Macron est un anachronisme, comme le détaillait Emmanuel Todd sur France Culture. Sa stratégie européenne vient de déboucher sur une véritable humiliation, la France étant le seul pays à repartir la queue entre les jambes de l’Eurogroupe sans n’avoir rien obtenu. (8) Il serait temps de tourner la page.
Macron, c’est les violences policières, l’État d’urgence dans le droit commun, les enfants migrants emprisonnés 90 jours, la criminalisation des ONG et des syndicalistes, l’Aquarius démantelé pendant que les réfugiés se noient, les câlins au dictateur et tortionnaire saoudien, le démantèlement absurde de la SNCF, la hausse des émissions de C02 de 3,2 %, la croissance économique divisée par deux, la justice aux ordres, les perquisitions des opposants politiques, la mine d’or en forêt amazonienne, l’importation massive d’huile de palme, la suppression des aides à l’agriculture biologique, la fin du CDI et une politique économique hors-sol. Alors que ses propres services démontrent le naufrage qu’est le CICE, prouvent que la suppression de l’ISF est un non-sens économique et que toutes les grandes nations abandonnent le libre-échange pour adopter une certaine forme de protectionnisme, Macron persiste (9). Sûr de son fait. Voilà la marque d’un homme fou dangereux, capable de mener le pays au chaos.
Nous écrivions récemment qu’il fallait enfiler un gilet jaune pour sauver la planète.
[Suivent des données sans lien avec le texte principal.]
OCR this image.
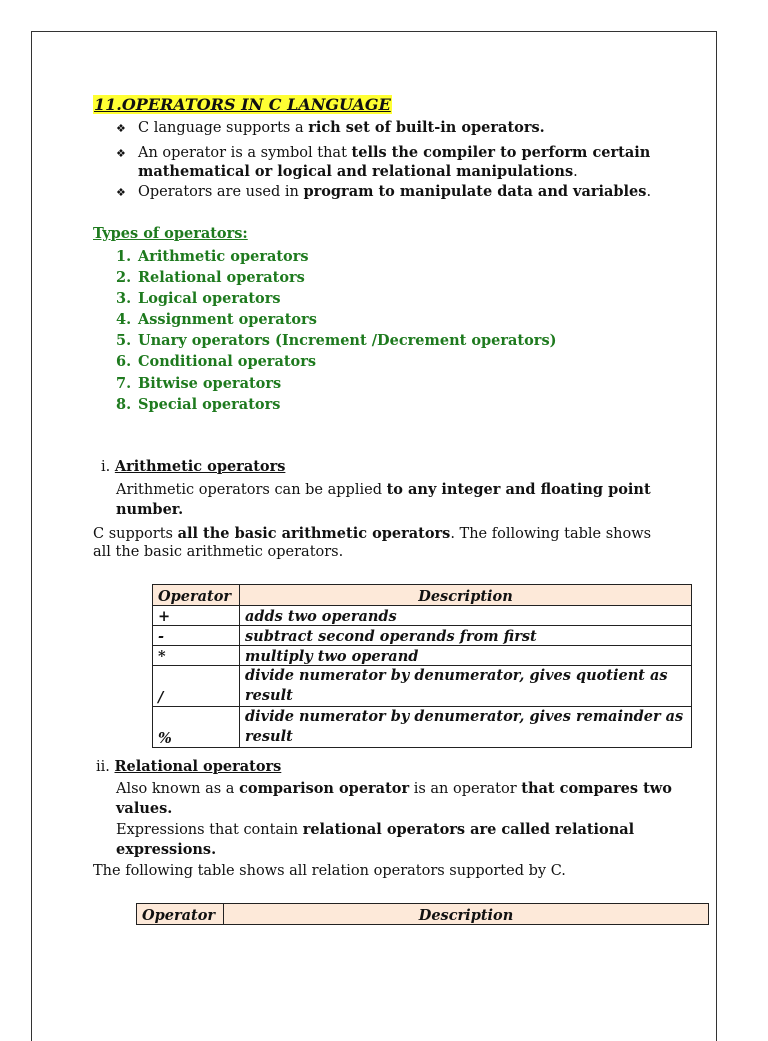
11.OPERATORS IN C LANGUAGE
❖ C language supports a rich set of built-in operators.
❖ An operator is a symbol that tells the compiler to perform certain
mathematical or logical and relational manipulations.
❖ Operators are used in program to manipulate data and variables.
Types of operators:
1. Arithmetic operators
2. Relational operators
3. Logical operators
4. Assignment operators
5. Unary operators (Increment /Decrement operators)
6. Conditional operators
7. Bitwise operators
8. Special operators
i. Arithmetic operators
Arithmetic operators can be applied to any integer and floating point
number.
C supports all the basic arithmetic operators. The following table shows
all the basic arithmetic operators.
Operator	Description
+	adds two operands
-	subtract second operands from first
*	multiply two operand
/	divide numerator by denumerator, gives quotient as
result
%	divide numerator by denumerator, gives remainder as
result
ii. Relational operators
Also known as a comparison operator is an operator that compares two
values.
Expressions that contain relational operators are called relational
expressions.
The following table shows all relation operators supported by C.
Operator	Description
Avant cela, il s’agit désormais de sauver notre bien le plus précieux : la démocratie.
Mettre un gilet jaune et défiler dans les rues de Paris n’est pas à la portée de tous. Mais partout en France auront lieu en parallèle les marches pour le climat. Et puis il y a les ronds-points, où l’on peut venir klaxonner en soutien, apporter du café chaud, dire merci et échanger quelques mots.